Investors suddenly became bullish on the company’s rather specific retail segment.

On the last trading day of the week, it was good to be a furniture and home furnishings retailer.

Largely on the news that a prominent peer in the sector had a smashing second quarter, Wayfair (W 5.74%) stock rose in sympathy on Friday. The company’s share price zoomed nearly 6% higher, easily beating the 0.5% rise of the bellwether S&P 500 index.

A peer outperforms

The rival with the solid quarterly figures was RH (RH 25.49%), which unveiled its latest set of numbers after market hours on Thursday. The company’s revenue and net income figures both topped the average analyst estimates, and management expects demand for its wares to “accelerate” through this year into next.

Wayfair is not RH, of course. Its customer demographic is broader, and until very recently it was purely an online retailer (that changed in May 2024, when it opened the doors of a brick-and-mortar outlet in Illinois).

Yet furniture and home furnishings is a fairly narrow and specific retail category, so all things being equal, a good showing by one large company in the business indicates a favorable environment for others.

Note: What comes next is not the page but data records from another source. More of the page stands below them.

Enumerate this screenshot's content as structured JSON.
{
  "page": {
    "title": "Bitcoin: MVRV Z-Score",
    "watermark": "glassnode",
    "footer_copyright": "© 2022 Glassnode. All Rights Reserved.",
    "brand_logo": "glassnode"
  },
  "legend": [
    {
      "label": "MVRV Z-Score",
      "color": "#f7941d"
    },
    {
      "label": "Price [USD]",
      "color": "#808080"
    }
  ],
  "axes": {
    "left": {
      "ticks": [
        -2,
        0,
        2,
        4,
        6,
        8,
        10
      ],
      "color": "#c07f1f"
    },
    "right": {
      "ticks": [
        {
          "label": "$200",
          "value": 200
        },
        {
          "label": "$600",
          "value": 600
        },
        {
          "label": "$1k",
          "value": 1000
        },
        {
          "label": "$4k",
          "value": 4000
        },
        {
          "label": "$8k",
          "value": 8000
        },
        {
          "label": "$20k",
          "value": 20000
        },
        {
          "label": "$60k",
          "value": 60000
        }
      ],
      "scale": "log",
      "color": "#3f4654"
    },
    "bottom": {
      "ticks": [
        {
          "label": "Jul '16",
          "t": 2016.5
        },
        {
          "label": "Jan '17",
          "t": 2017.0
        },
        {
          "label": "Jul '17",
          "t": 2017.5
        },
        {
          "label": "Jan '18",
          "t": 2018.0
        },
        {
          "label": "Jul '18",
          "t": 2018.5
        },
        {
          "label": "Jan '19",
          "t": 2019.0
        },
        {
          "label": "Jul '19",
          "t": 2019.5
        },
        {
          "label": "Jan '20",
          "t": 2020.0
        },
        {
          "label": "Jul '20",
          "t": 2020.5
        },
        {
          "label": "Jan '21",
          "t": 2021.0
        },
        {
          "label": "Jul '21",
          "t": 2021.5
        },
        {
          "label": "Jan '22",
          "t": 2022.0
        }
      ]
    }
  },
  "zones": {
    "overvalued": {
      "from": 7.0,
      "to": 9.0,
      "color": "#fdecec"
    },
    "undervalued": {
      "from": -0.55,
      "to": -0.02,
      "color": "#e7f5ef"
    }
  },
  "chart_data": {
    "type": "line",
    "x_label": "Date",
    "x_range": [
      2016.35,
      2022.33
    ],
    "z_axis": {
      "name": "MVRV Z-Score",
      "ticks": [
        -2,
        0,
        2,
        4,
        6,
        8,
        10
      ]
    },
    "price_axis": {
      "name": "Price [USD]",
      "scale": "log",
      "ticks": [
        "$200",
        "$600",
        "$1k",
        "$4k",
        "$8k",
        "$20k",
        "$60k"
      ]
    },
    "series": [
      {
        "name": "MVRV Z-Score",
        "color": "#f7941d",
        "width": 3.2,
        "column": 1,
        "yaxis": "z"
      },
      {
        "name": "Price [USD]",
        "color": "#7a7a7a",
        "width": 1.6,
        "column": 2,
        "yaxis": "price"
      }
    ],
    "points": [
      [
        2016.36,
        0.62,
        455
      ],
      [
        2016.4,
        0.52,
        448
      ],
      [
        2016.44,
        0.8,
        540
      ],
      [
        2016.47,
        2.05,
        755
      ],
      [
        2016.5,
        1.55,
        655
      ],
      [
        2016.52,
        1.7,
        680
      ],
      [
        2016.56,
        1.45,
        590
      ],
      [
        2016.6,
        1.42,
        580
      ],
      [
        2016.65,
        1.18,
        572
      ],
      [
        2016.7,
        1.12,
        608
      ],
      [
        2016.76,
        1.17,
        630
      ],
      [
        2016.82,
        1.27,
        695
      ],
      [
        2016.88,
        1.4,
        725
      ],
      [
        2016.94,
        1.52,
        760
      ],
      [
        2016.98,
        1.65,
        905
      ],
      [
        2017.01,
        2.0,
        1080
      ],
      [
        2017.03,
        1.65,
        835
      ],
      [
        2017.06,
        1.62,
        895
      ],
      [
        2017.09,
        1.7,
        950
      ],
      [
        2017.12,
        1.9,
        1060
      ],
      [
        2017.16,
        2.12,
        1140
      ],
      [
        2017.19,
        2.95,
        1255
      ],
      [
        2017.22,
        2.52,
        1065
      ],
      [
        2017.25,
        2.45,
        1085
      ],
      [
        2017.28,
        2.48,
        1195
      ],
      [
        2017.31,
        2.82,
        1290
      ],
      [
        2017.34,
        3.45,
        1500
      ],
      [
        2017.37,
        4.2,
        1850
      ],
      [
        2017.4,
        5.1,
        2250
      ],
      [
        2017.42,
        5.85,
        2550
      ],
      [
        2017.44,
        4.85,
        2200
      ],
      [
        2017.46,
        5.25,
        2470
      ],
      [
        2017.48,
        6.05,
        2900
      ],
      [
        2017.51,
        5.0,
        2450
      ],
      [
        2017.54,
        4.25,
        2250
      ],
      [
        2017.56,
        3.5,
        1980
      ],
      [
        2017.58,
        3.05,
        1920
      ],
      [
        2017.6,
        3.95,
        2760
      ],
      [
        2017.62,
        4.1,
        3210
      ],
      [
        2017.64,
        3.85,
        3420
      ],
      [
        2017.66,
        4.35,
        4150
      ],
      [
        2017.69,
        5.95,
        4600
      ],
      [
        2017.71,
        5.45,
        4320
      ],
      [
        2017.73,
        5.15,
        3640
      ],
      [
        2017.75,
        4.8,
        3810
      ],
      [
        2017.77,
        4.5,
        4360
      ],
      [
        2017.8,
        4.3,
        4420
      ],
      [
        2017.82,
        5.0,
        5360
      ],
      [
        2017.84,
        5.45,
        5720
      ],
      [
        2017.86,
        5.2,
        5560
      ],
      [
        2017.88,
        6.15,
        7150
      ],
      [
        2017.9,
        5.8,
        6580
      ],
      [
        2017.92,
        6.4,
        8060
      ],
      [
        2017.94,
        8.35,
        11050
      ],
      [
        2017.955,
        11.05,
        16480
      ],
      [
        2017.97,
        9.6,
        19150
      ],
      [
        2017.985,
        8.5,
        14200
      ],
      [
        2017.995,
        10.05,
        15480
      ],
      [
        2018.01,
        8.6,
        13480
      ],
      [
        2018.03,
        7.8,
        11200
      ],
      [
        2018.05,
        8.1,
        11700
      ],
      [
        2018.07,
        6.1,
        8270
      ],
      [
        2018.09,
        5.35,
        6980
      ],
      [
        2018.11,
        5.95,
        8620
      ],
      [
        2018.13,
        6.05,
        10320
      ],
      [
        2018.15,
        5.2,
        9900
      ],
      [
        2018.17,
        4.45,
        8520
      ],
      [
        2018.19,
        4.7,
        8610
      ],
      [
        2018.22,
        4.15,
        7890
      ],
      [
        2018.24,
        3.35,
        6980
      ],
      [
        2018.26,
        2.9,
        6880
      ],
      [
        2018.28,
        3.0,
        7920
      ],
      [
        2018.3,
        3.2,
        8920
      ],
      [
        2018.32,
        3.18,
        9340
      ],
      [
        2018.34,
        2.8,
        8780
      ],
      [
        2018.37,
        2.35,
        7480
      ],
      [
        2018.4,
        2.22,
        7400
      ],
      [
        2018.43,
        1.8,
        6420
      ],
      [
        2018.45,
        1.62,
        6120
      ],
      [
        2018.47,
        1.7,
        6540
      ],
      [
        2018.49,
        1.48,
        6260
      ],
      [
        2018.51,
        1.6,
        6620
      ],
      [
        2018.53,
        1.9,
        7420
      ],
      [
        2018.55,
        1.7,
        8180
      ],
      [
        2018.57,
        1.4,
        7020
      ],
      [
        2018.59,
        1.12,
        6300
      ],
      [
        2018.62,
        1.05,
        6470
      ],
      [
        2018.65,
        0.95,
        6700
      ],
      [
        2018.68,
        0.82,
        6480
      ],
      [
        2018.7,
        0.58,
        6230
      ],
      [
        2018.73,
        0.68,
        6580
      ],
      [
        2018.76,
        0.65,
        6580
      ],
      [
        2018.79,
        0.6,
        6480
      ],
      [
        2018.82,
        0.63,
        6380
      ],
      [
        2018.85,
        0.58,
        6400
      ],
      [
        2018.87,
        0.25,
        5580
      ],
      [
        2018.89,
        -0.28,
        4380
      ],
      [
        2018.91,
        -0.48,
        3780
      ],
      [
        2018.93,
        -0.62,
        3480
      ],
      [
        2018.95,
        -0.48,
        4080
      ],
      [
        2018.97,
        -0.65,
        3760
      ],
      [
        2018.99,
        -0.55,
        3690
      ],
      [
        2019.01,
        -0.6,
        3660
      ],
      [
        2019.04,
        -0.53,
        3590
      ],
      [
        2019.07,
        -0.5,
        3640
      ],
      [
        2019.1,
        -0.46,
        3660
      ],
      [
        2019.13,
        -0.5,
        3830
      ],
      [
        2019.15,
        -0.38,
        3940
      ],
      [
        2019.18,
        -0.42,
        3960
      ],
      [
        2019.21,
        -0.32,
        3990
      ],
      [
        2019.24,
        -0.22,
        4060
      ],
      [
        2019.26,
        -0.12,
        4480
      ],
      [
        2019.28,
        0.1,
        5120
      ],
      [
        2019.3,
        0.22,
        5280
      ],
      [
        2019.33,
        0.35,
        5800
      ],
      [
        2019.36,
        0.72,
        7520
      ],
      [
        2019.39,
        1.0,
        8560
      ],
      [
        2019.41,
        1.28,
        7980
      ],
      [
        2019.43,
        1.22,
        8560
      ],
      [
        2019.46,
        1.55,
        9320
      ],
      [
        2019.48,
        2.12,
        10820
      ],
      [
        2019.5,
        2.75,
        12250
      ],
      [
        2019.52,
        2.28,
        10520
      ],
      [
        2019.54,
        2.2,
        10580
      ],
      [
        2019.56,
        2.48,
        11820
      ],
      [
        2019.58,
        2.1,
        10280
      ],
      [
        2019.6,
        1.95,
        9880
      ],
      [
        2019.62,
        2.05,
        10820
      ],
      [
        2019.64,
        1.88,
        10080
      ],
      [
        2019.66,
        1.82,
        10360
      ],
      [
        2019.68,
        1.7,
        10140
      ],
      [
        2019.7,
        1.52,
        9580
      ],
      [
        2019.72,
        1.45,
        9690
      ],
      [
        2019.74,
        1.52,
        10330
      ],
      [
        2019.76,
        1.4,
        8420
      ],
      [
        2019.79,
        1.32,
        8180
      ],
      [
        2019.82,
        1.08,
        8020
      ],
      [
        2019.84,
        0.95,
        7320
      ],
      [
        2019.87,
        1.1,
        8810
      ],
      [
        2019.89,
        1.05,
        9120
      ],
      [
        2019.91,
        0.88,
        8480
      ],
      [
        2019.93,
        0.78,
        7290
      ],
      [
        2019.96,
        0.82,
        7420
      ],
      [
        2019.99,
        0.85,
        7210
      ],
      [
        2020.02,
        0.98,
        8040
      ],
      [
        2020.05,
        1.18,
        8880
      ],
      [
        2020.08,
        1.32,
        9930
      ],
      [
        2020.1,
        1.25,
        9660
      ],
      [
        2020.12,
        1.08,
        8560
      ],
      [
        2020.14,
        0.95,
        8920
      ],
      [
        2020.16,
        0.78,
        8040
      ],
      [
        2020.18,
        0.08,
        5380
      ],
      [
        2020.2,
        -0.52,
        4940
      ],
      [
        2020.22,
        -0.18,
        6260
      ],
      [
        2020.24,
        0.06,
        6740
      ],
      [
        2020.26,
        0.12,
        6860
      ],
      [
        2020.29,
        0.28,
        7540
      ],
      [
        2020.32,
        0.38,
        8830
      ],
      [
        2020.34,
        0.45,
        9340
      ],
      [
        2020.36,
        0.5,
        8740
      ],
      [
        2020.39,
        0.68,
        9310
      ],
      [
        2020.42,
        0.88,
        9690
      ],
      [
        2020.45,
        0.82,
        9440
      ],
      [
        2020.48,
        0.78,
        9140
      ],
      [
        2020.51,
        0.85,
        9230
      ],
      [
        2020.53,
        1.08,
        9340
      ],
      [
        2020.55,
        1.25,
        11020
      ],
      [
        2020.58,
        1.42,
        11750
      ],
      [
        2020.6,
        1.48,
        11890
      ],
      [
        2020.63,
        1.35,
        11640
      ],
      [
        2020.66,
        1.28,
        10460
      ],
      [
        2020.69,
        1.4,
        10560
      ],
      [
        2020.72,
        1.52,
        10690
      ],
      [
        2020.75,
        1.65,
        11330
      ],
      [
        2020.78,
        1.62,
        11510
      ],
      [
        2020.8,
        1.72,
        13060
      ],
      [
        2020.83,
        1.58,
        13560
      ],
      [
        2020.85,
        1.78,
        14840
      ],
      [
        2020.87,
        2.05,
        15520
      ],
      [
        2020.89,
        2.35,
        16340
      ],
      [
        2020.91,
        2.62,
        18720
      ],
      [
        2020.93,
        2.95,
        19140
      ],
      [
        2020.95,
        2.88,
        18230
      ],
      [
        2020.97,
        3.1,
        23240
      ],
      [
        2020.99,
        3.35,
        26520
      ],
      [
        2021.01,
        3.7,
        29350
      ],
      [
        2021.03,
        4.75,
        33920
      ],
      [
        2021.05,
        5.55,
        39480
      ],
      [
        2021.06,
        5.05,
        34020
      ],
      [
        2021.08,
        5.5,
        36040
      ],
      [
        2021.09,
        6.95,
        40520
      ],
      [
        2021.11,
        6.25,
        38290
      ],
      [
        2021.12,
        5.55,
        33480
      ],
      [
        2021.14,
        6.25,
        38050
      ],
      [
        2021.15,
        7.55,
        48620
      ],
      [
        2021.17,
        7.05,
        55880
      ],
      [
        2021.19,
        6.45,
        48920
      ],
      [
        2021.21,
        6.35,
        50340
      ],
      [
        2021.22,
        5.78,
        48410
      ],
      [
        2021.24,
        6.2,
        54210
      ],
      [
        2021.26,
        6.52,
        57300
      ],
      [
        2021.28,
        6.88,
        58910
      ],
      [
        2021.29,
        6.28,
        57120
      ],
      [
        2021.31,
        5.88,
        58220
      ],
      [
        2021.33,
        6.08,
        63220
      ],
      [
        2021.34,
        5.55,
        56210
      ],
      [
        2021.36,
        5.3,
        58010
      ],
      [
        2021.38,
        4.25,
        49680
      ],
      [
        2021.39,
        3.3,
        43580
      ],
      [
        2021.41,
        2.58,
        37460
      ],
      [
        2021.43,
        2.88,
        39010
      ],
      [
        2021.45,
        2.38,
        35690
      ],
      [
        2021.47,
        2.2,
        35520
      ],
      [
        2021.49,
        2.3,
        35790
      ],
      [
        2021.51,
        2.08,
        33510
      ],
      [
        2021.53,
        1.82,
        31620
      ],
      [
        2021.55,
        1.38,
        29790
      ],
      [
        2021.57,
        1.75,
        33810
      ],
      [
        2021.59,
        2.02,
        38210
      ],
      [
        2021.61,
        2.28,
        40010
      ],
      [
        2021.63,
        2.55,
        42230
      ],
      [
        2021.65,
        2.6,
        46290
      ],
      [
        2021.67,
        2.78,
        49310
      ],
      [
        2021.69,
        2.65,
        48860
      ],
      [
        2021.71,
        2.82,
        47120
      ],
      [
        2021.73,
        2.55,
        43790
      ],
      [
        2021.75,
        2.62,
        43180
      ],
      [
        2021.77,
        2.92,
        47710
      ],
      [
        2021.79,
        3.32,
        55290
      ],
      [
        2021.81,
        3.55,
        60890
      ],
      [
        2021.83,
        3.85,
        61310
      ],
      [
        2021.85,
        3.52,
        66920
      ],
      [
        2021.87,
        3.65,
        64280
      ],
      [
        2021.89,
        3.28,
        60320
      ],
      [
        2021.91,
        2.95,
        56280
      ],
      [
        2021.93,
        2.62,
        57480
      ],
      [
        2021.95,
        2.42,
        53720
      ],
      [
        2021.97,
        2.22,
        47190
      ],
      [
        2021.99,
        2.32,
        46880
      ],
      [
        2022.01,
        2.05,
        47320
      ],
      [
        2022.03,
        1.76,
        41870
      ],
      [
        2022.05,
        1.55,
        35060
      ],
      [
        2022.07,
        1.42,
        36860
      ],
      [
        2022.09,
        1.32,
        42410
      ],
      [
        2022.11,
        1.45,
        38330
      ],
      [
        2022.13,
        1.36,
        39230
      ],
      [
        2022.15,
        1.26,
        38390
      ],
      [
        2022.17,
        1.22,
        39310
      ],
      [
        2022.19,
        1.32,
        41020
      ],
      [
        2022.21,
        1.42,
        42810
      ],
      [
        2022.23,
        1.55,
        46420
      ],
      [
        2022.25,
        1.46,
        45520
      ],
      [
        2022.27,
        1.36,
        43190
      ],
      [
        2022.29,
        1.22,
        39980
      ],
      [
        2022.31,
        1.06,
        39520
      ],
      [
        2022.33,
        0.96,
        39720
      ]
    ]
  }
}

Better results ahead, pundits believe

Neither Wayfair nor RH stock will move on the former’s financial results anytime soon. That’s because it’s currently on track to publish third-quarter figures in November, and the preceding period’s details were laid out at the beginning of August. Regardless, analysts are expecting a decent showing by Wayfair in terms of the bottom line — collectively they’re modeling a flip into the black with a net income of $0.14 per share against third-quarter 2023’s $0.13 loss. Revenue, though, is expected to sag by 3% to $2.89 billion.